The vulnerability in the Paid Videochat Turnkey Site β HTML5 PPV Live Webcams WordPress plugin (up to version 7.3.20) is a privilege escalation issue caused by improper handling of user roles during registration.
Specifically, the function videowhisper_register_form() does not properly restrict which user roles can be assigned when a new user registers. Authenticated attackers with Author-level access or higher can create posts or pages containing a registration form that assigns the administrator role to new users, effectively allowing them to create administrator accounts.
The root cause is that the plugin attempts to validate requested roles against a whitelist but allows dynamic creation of roles with minimal capabilities if the role does not exist, which can be exploited to bypass restrictions and assign unauthorized roles.
How can this vulnerability impact me? :
This vulnerability can have severe impacts as it allows attackers with relatively low privileges (Author-level or Contributor-level users) to escalate their privileges to administrator level.
By creating administrator accounts through the registration form exploit, attackers can gain full control over the WordPress site, including the ability to modify content, install malicious plugins or themes, access sensitive data, and disrupt site operations.
Such unauthorized access compromises the security and integrity of the website, potentially leading to data breaches, defacement, or further exploitation.
How does this vulnerability affect compliance with common standards and regulations (like GDPR, HIPAA)?:
I don't know
How can this vulnerability be detected on my network or system?

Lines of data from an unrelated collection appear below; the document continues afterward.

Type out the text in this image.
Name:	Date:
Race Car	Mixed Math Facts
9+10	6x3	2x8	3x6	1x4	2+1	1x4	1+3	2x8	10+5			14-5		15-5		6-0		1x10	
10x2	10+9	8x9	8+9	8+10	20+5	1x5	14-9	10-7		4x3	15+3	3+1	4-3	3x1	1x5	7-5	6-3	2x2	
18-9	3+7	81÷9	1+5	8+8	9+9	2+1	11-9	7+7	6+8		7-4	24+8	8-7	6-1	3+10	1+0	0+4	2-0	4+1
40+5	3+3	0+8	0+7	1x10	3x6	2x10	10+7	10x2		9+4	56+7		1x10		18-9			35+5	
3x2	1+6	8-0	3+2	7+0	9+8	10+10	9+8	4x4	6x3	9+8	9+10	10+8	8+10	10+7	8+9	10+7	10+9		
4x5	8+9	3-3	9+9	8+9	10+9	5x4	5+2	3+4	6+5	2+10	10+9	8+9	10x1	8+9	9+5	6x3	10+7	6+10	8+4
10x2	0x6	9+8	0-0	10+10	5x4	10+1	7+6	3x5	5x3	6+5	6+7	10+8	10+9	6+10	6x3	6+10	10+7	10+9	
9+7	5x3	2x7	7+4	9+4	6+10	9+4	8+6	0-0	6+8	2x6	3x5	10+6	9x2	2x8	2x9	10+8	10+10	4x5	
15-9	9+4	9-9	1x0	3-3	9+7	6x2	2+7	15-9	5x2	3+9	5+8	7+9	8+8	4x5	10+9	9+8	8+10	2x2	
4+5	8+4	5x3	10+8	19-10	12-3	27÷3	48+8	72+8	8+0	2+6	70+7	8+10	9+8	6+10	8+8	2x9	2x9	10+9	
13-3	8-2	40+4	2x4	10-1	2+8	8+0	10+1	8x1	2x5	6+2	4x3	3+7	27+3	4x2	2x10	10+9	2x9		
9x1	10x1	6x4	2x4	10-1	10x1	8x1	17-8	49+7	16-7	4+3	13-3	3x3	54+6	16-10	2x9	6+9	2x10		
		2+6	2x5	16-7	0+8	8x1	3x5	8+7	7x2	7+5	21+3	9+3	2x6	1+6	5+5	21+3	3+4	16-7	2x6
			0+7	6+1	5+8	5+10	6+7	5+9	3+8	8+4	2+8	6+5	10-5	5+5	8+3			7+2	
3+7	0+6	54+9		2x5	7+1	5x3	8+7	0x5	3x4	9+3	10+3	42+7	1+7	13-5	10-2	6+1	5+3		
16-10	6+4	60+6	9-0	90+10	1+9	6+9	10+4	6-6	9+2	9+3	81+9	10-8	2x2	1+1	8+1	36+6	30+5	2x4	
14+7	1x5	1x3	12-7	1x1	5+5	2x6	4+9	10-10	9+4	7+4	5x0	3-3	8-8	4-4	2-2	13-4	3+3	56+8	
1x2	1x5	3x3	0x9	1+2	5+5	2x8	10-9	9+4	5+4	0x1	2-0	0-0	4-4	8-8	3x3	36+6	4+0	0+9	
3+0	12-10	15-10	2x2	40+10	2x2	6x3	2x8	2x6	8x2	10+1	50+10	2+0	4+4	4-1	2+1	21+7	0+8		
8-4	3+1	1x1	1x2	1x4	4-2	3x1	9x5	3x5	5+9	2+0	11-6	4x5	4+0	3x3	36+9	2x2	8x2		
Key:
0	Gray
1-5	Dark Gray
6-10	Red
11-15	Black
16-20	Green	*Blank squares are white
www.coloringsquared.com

Can you suggest some commands?
Detection of this vulnerability involves checking if the WordPress site is running the ppv-live-webcams plugin version 7.3.20 or earlier, and verifying if unauthorized user roles have been created or if users have been registered with elevated privileges via the registration form.
You can inspect the WordPress user roles and users to identify any suspicious or unauthorized administrator accounts created through the registration form.
- Use WP-CLI to list all users and their roles: wp user list --role=administrator
- Check for recently created administrator users: wp user list --role=administrator --field=ID,display_name,user_registered
- Review the plugin version installed: wp plugin status ppv-live-webcams
- Search the WordPress database for any dynamically created roles that are not standard, by querying the wp_options table or wp_usermeta for unusual role names.
What immediate steps should I take to mitigate this vulnerability?
Immediate mitigation steps include updating the ppv-live-webcams plugin to a version later than 7.3.20 where the vulnerability is fixed.
If an update is not immediately possible, restrict user registration capabilities to trusted roles only and disable public registration forms that allow role assignment.
Audit existing user accounts for unauthorized administrator or elevated roles and remove or downgrade suspicious accounts.
Implement additional access controls and monitoring on user registration processes to detect and prevent privilege escalation attempts.